Bruce Springsteen chante avec Alejandro Escovedo sur Faith, un titre de Street Songs of Love, nouvel album, à paraître le 21 juin 2010, de celui que Rolling Stone a qualifié de « parrain du country rock moderne ».
Vous pouvez écouter une autre chanson de cet album, Street Songs, sur le site de Vanity Fair.
Voici la présentation de cet album par les amis de Badlands, chez qui vous pouvez déjà le commander.
The great Alejandro Escovedo’s new album ‘Street Songs of Love’ is due June 21 on Concord Records. Tony Visconti (T. Rex, David Bowie, U2, Morrissey) took the production reins.
« A band record, » as Escovedo puts it, ‘Street Songs of Love’ is made up of tightly focused rock and roll and lush ballads. He says, « It ended up being an album about love the pursuit of a feeling that is forever elusive, mysterious, and addictive. »
Bruce Springsteen sings on the rocker « Faith » and Ian Hunter lends his voice to « Down In The Bowery, » a song that Escovedo dedicates to his son.
« To call Alejandro Escovedo the godfather of modern country rock would sell him short, » wrote Will Hermes in Rolling Stone. Escovedo has appeared on Late Night with Conan O’Brian, The Today Show, The Tonight Show with Jay Leno, and performed at the Democratic National Convention in 2008. He sang at Bonnaroo last year and SPIN.com said, « He bared his heart and scars with equal aplomb, and with a feedback-drenched, dual-guitar attack. » Escovedo earned an AMA Lifetime Achievement Award for Performing in 2006. Alejandro has of course joined the Boss on stage in his native Texas.

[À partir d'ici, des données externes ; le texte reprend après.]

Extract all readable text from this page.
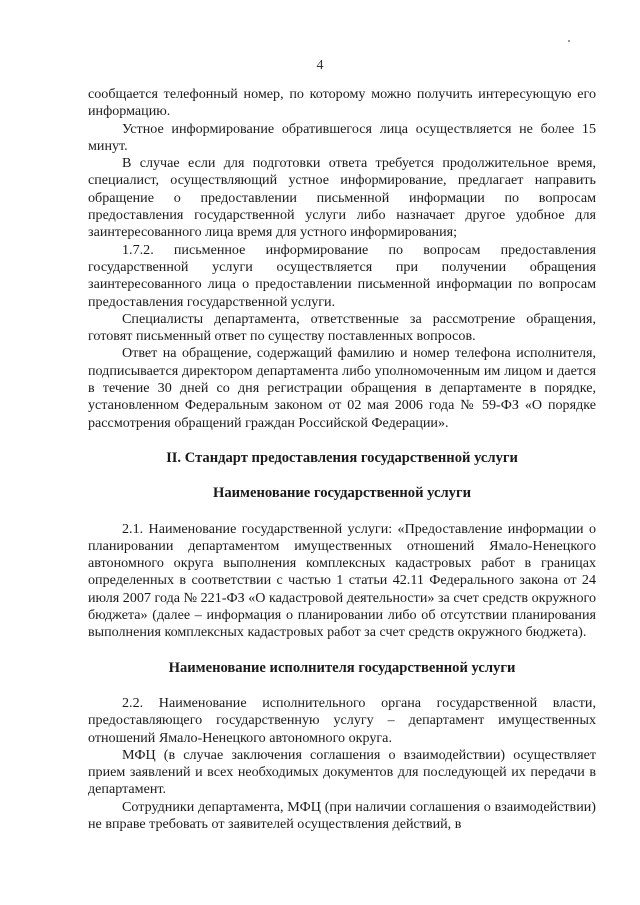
4

сообщается телефонный номер, по которому можно получить интересующую его информацию.

Устное информирование обратившегося лица осуществляется не более 15 минут.

В случае если для подготовки ответа требуется продолжительное время, специалист, осуществляющий устное информирование, предлагает направить обращение о предоставлении письменной информации по вопросам предоставления государственной услуги либо назначает другое удобное для заинтересованного лица время для устного информирования;

1.7.2. письменное информирование по вопросам предоставления государственной услуги осуществляется при получении обращения заинтересованного лица о предоставлении письменной информации по вопросам предоставления государственной услуги.

Специалисты департамента, ответственные за рассмотрение обращения, готовят письменный ответ по существу поставленных вопросов.

Ответ на обращение, содержащий фамилию и номер телефона исполнителя, подписывается директором департамента либо уполномоченным им лицом и дается в течение 30 дней со дня регистрации обращения в департаменте в порядке, установленном Федеральным законом от 02 мая 2006 года № 59-ФЗ «О порядке рассмотрения обращений граждан Российской Федерации».

II. Стандарт предоставления государственной услуги

Наименование государственной услуги

2.1. Наименование государственной услуги: «Предоставление информации о планировании департаментом имущественных отношений Ямало-Ненецкого автономного округа выполнения комплексных кадастровых работ в границах определенных в соответствии с частью 1 статьи 42.11 Федерального закона от 24 июля 2007 года № 221-ФЗ «О кадастровой деятельности» за счет средств окружного бюджета» (далее – информация о планировании либо об отсутствии планирования выполнения комплексных кадастровых работ за счет средств окружного бюджета).

Наименование исполнителя государственной услуги

2.2. Наименование исполнительного органа государственной власти, предоставляющего государственную услугу – департамент имущественных отношений Ямало-Ненецкого автономного округа.

МФЦ (в случае заключения соглашения о взаимодействии) осуществляет прием заявлений и всех необходимых документов для последующей их передачи в департамент.

Сотрудники департамента, МФЦ (при наличии соглашения о взаимодействии) не вправе требовать от заявителей осуществления действий, в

Et voici un avant-goût d’un article consacré à Street Songs of Love, à paraître dans le mensuel Uncut.
Escovedo shares a manager with Bruce Springsteen these days, a connection that’s inescapable on this tenth solo LP. His Bossness himself adds brawn to the suitably muscle-bound duet « Faith », and indeed there’s a ‘big production’ feel to this whole thing, no doubt aided by the presence of Born In The USA mixman, Bob Clearmountain. Yet it remains very much a personal Escovedo project, a meditation not only on the myriad forms of love but also a tribute to both family and departed friends.
The songs themselves (mostly co-written with Chuck Prophet) were forged over a two-month residency at Austin’s Continental Club, where he and his trusty backing band – The Sensitive Boys – chiselled and chipped until they took shape. Then along came Tony Visconti, adding the same robust, freewheeling production that he brought to 2008’s Real Animal. This is Escovedo in lean, bullish mood, tunes like « Silver Cloud » and « This Bed Is Getting Crowded » almost a throwback to the inflamed roots-rock of his ’80s band, the True Believers. « Tender Heart » even finds him and the band buzzing away like early Elvis Costello & The Attractions. That said, Escovedo is as reflective as he is melodic, and never more so than on « Down In The Bowery ». Here, aided by old buddy Ian Hunter (who he’s publicly thanked for sticking by him when stricken by Hepatitis-C a few years back), Escovedo addresses his teenage son, Paris, currently undergoing a turbulent stage. « I’d buy you a smile in a minute, » he sings in soft tones, « But would you wear it? »
Then there’s « Tula », a tribute to late Mississippi writer and friend Larry Brown, a slippery swamp-funk thing that recalls both Little Feat and the Los Lobos of Kiko. And « Fort Worth Blue », an acoustic elegy to his onetime guitarist Stephen Bruton, who died last year. The aforementioned « Faith » finds Escovedo and Springsteen punching out verses like an affirmation of the religious power of rock’n’roll itself. Which is more than apt and highly symbolic of this record as a whole. Escovedo sounds truly spirited.